The shelter appears not to have any pre-printed contact information.  The shelter employee had to look for a scrap piece of paper to write down the phone numbers.  This does not leave an impression that this shelter is a professionally run social services organization.

We spoke with Fr. Ahern about the fact that the homeless are sleeping inside the old St. Kevin’s school.  He said they break into the building repeatedly.  Apparently, since the weather has turned cold, they are looking for somewhere to sleep other than “under the stars.”  They come to the Pilgrim Shelter and are turned away.  Fr. Ahern said that when the shelter existed at Holy Family, they had rules they followed to make sure the homeless were managed properly – both inside and outside the shelter.

Fr. Ahern raised two issues:
  1. What happens to the homeless if there are not enough beds at Pilgrim and they are turned away?
  2. Where do the residents go in the morning?  Do they stay in Upham’s Corner and hang out?
Fr. Ahern’s comments are important.  Children’s Services of Roxbury has a contract with the state to create a shelter for homeless men and they apparently manage the interior of the shelter well with few incidents brought to the attention of the police.

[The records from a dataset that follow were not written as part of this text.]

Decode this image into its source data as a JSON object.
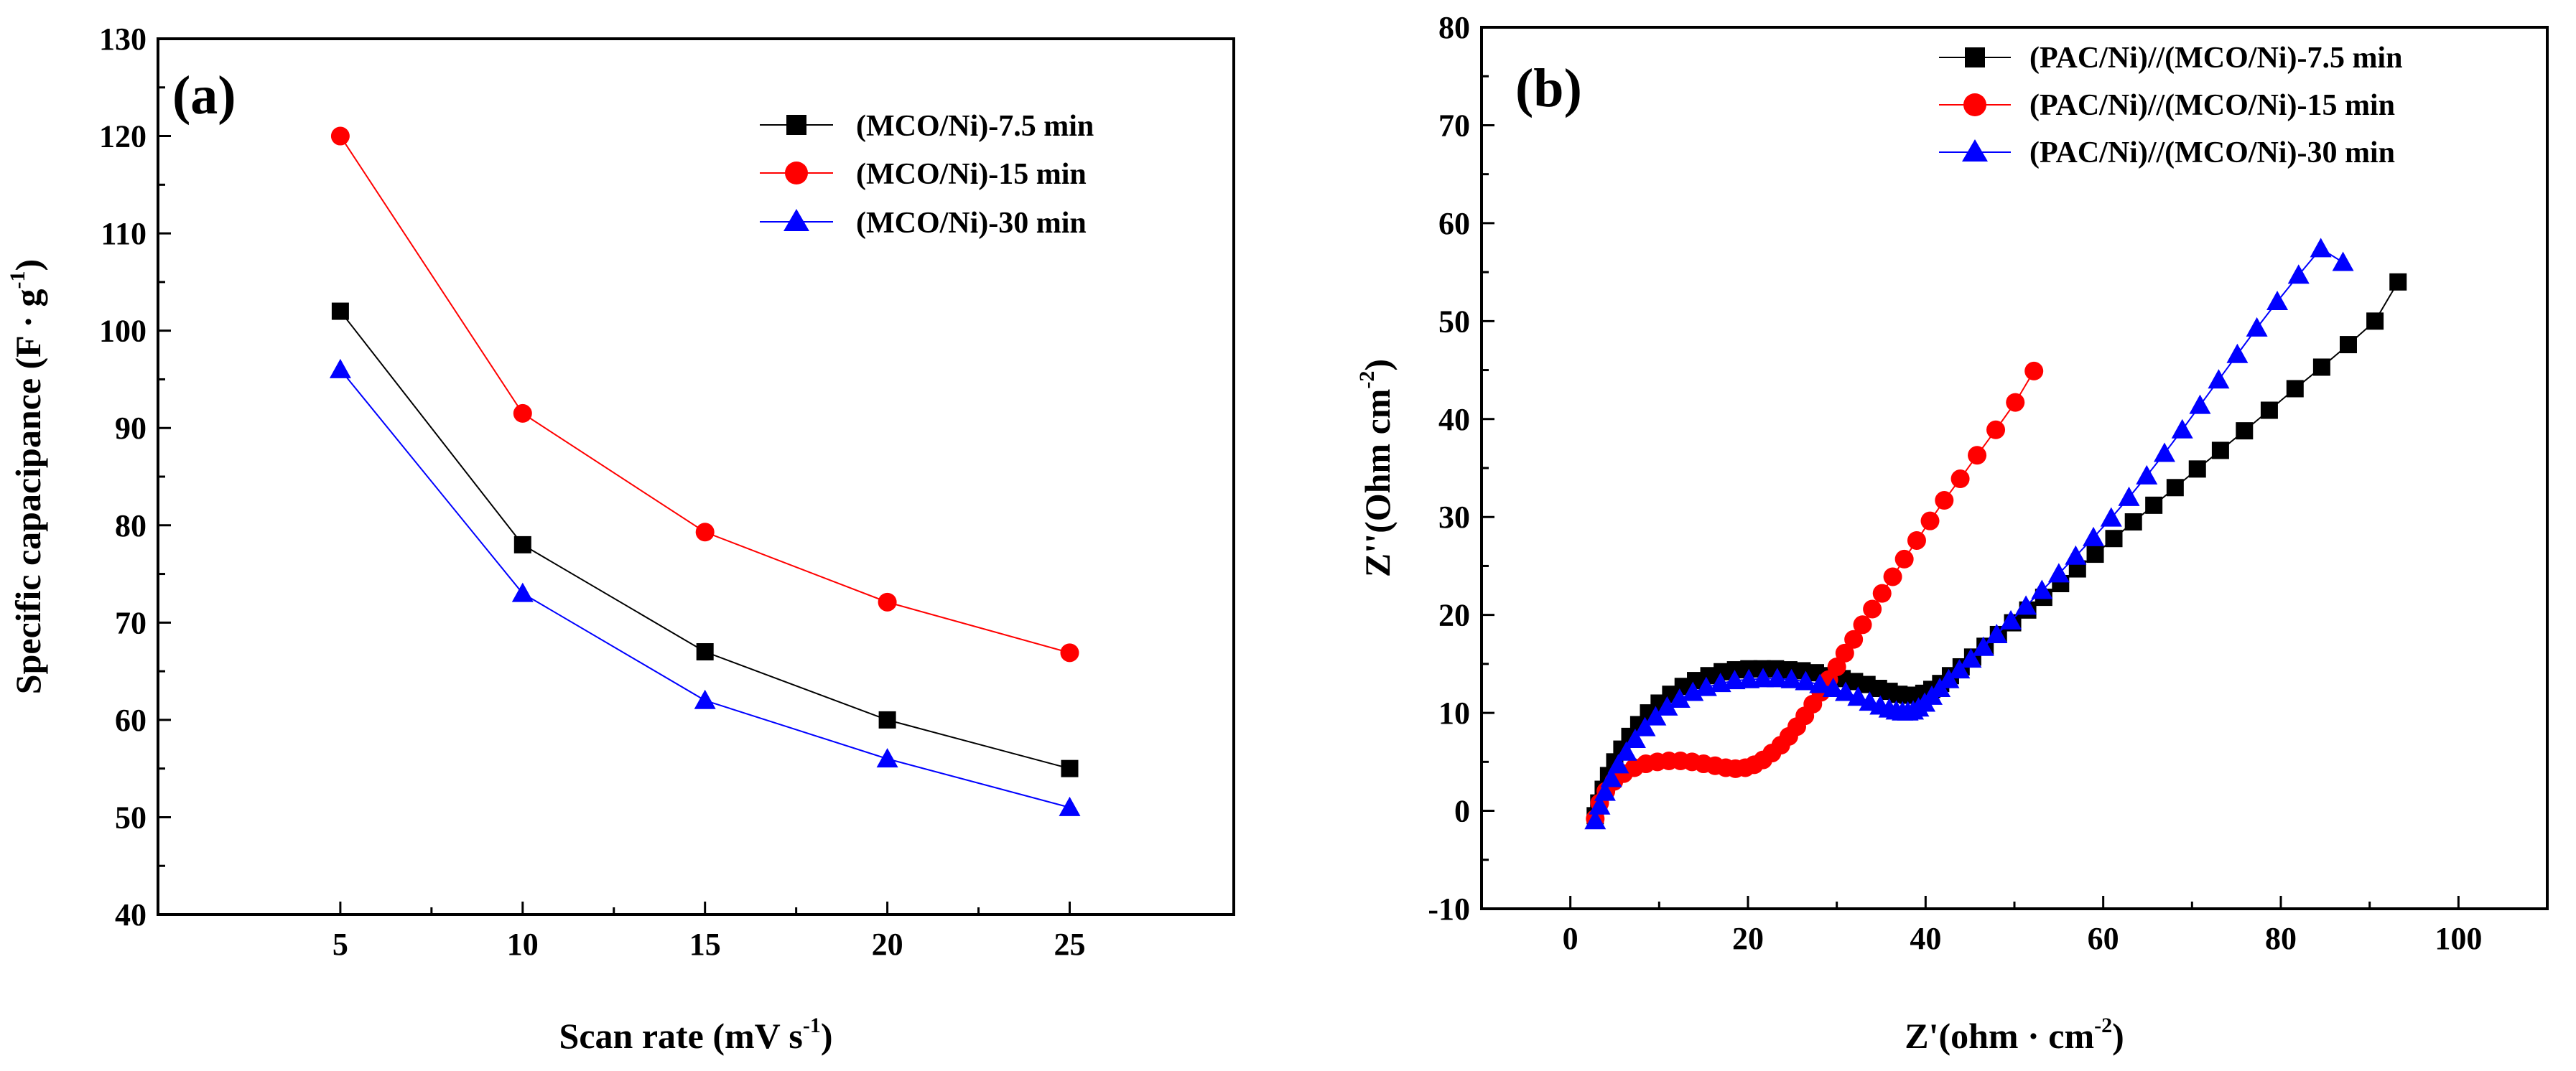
{
  "chart_data": [
    {
      "type": "line",
      "panel_label": "(a)",
      "xlabel": "Scan rate (mV s",
      "xlabel_sup": "-1",
      "xlabel_end": ")",
      "ylabel": "Specific capacipance (F · g",
      "ylabel_sup": "-1",
      "ylabel_end": ")",
      "xlim": [
        0,
        29.5
      ],
      "ylim": [
        40,
        130
      ],
      "xticks": [
        5,
        10,
        15,
        20,
        25
      ],
      "yticks": [
        40,
        50,
        60,
        70,
        80,
        90,
        100,
        110,
        120,
        130
      ],
      "legend_position": "top-right",
      "series": [
        {
          "name": "(MCO/Ni)-7.5 min",
          "color": "#000000",
          "marker": "square",
          "x": [
            5,
            10,
            15,
            20,
            25
          ],
          "y": [
            102,
            78,
            67,
            60,
            55
          ]
        },
        {
          "name": "(MCO/Ni)-15 min",
          "color": "#ff0000",
          "marker": "circle",
          "x": [
            5,
            10,
            15,
            20,
            25
          ],
          "y": [
            120,
            91.5,
            79.3,
            72.1,
            66.9
          ]
        },
        {
          "name": "(MCO/Ni)-30 min",
          "color": "#0000ff",
          "marker": "triangle",
          "x": [
            5,
            10,
            15,
            20,
            25
          ],
          "y": [
            96,
            73,
            62,
            56,
            51
          ]
        }
      ]
    },
    {
      "type": "scatter",
      "panel_label": "(b)",
      "xlabel": "Z'(ohm · cm",
      "xlabel_sup": "-2",
      "xlabel_end": ")",
      "ylabel": "Z''(Ohm cm",
      "ylabel_sup": "-2",
      "ylabel_end": ")",
      "xlim": [
        -10,
        110
      ],
      "ylim": [
        -10,
        80
      ],
      "xticks": [
        0,
        20,
        40,
        60,
        80,
        100
      ],
      "yticks": [
        -10,
        0,
        10,
        20,
        30,
        40,
        50,
        60,
        70,
        80
      ],
      "legend_position": "top-right",
      "series": [
        {
          "name": "(PAC/Ni)//(MCO/Ni)-7.5 min",
          "color": "#000000",
          "marker": "square",
          "x": [
            2.8,
            3.2,
            3.7,
            4.3,
            5,
            5.8,
            6.7,
            7.7,
            8.8,
            10,
            11.3,
            12.7,
            14.1,
            15.6,
            17.1,
            18.6,
            20.1,
            21.6,
            23.1,
            24.6,
            26.1,
            27.6,
            29.1,
            30.6,
            32,
            33.4,
            34.7,
            35.9,
            37,
            38,
            38.9,
            39.8,
            40.7,
            41.7,
            42.8,
            44,
            45.3,
            46.7,
            48.2,
            49.8,
            51.5,
            53.3,
            55.2,
            57.1,
            59.1,
            61.2,
            63.4,
            65.7,
            68.1,
            70.6,
            73.2,
            75.9,
            78.7,
            81.6,
            84.6,
            87.6,
            90.6,
            93.2
          ],
          "y": [
            -0.5,
            0.8,
            2.2,
            3.6,
            5,
            6.3,
            7.6,
            8.8,
            10,
            11,
            11.9,
            12.7,
            13.3,
            13.8,
            14.2,
            14.4,
            14.5,
            14.5,
            14.5,
            14.4,
            14.3,
            14.1,
            13.8,
            13.5,
            13.2,
            12.9,
            12.5,
            12.2,
            11.9,
            11.8,
            11.8,
            12,
            12.4,
            13,
            13.8,
            14.7,
            15.7,
            16.8,
            18,
            19.2,
            20.5,
            21.8,
            23.2,
            24.7,
            26.2,
            27.8,
            29.5,
            31.2,
            33,
            34.9,
            36.8,
            38.8,
            40.9,
            43.1,
            45.3,
            47.6,
            50,
            54
          ]
        },
        {
          "name": "(PAC/Ni)//(MCO/Ni)-15 min",
          "color": "#ff0000",
          "marker": "circle",
          "x": [
            2.8,
            3.3,
            4,
            4.9,
            6,
            7.2,
            8.5,
            9.8,
            11.1,
            12.4,
            13.7,
            15,
            16.3,
            17.5,
            18.6,
            19.7,
            20.7,
            21.7,
            22.7,
            23.7,
            24.6,
            25.5,
            26.4,
            27.3,
            28.2,
            29.1,
            30,
            30.9,
            31.9,
            32.9,
            34,
            35.1,
            36.3,
            37.6,
            39,
            40.5,
            42.1,
            43.9,
            45.8,
            47.9,
            50.1,
            52.2
          ],
          "y": [
            -0.8,
            0.8,
            2,
            3,
            3.8,
            4.4,
            4.8,
            5,
            5.1,
            5.1,
            5,
            4.8,
            4.6,
            4.4,
            4.3,
            4.4,
            4.7,
            5.2,
            5.9,
            6.7,
            7.6,
            8.6,
            9.7,
            10.9,
            12.1,
            13.4,
            14.7,
            16.1,
            17.5,
            19,
            20.6,
            22.2,
            23.9,
            25.7,
            27.6,
            29.6,
            31.7,
            33.9,
            36.3,
            38.9,
            41.7,
            44.9
          ]
        },
        {
          "name": "(PAC/Ni)//(MCO/Ni)-30 min",
          "color": "#0000ff",
          "marker": "triangle",
          "x": [
            2.8,
            3.3,
            3.9,
            4.6,
            5.4,
            6.3,
            7.3,
            8.4,
            9.6,
            10.9,
            12.3,
            13.8,
            15.3,
            16.9,
            18.5,
            20.1,
            21.7,
            23.3,
            24.9,
            26.5,
            28.1,
            29.6,
            31,
            32.4,
            33.7,
            34.9,
            35.9,
            36.7,
            37.4,
            38,
            38.6,
            39.2,
            39.9,
            40.7,
            41.6,
            42.6,
            43.8,
            45.1,
            46.5,
            48,
            49.6,
            51.3,
            53.1,
            55,
            56.9,
            58.9,
            60.9,
            62.9,
            64.9,
            66.9,
            68.9,
            70.9,
            73,
            75.1,
            77.3,
            79.6,
            82,
            84.5,
            87
          ],
          "y": [
            -1,
            0.5,
            1.9,
            3.3,
            4.7,
            6,
            7.3,
            8.5,
            9.6,
            10.6,
            11.4,
            12.1,
            12.6,
            13,
            13.3,
            13.4,
            13.5,
            13.5,
            13.4,
            13.2,
            12.9,
            12.5,
            12.1,
            11.6,
            11.1,
            10.7,
            10.4,
            10.2,
            10.1,
            10.1,
            10.2,
            10.5,
            11,
            11.7,
            12.5,
            13.4,
            14.4,
            15.5,
            16.7,
            18,
            19.4,
            20.9,
            22.5,
            24.2,
            26,
            27.9,
            29.9,
            32,
            34.2,
            36.5,
            38.9,
            41.4,
            44,
            46.6,
            49.3,
            52,
            54.7,
            57.4,
            56
          ]
        }
      ]
    }
  ]
}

But a shelter is like a magnet.  It attracts the homeless to Upham’s Corner.  If there are not sufficient services, then the homeless are left to fend for themselves.  You could say this is the ‘I-don’t-care’ attitude of society in general but leaving the homeless who are looking for shelter to fend for themselves is having an impact on the quality of life in Upham’s Corner and the homeless themselves.  

In the morning, while you cannot force someone to get into a van to be carted off to another day program, letting homeless people stay in Upham’s Corner is not doing either the community or the homeless any good.

The bottom line is this:  The contract that Children’s Services has with the state MUST include active oversight regarding two things:
  1. How the shelter is run
  2. The impact of the shelter on the community
There needs to be accountability to the community, not just to the state, or non-profits or to the church (its landlord).  Mr. Johnny Hudson stated that the shelter regularly attends neighborhood meetings.  We can tell you for sure that it is NOT true.  We understand that the shelter meets with the Pilgrim Church but not with any other neighborhood organization.

Mr. Hudson stated that area residents need to notify (whomever) if any incidents occur.  It’s not that simple.  Who do you notify?  Where are the signs out front indicating who runs the shelter or who the contact person/organization is or even the NAME of the shelter?

We suggest that the Pilgrim Shelter needs to improve its overall professionalism in Upham’s Corner and stop treating our community so poorly.

Please note:  We ask that you not misinterpret the position of the Improvement Association.  We are NOT asking that the shelter leave the church or our community but that it be run more responsibly.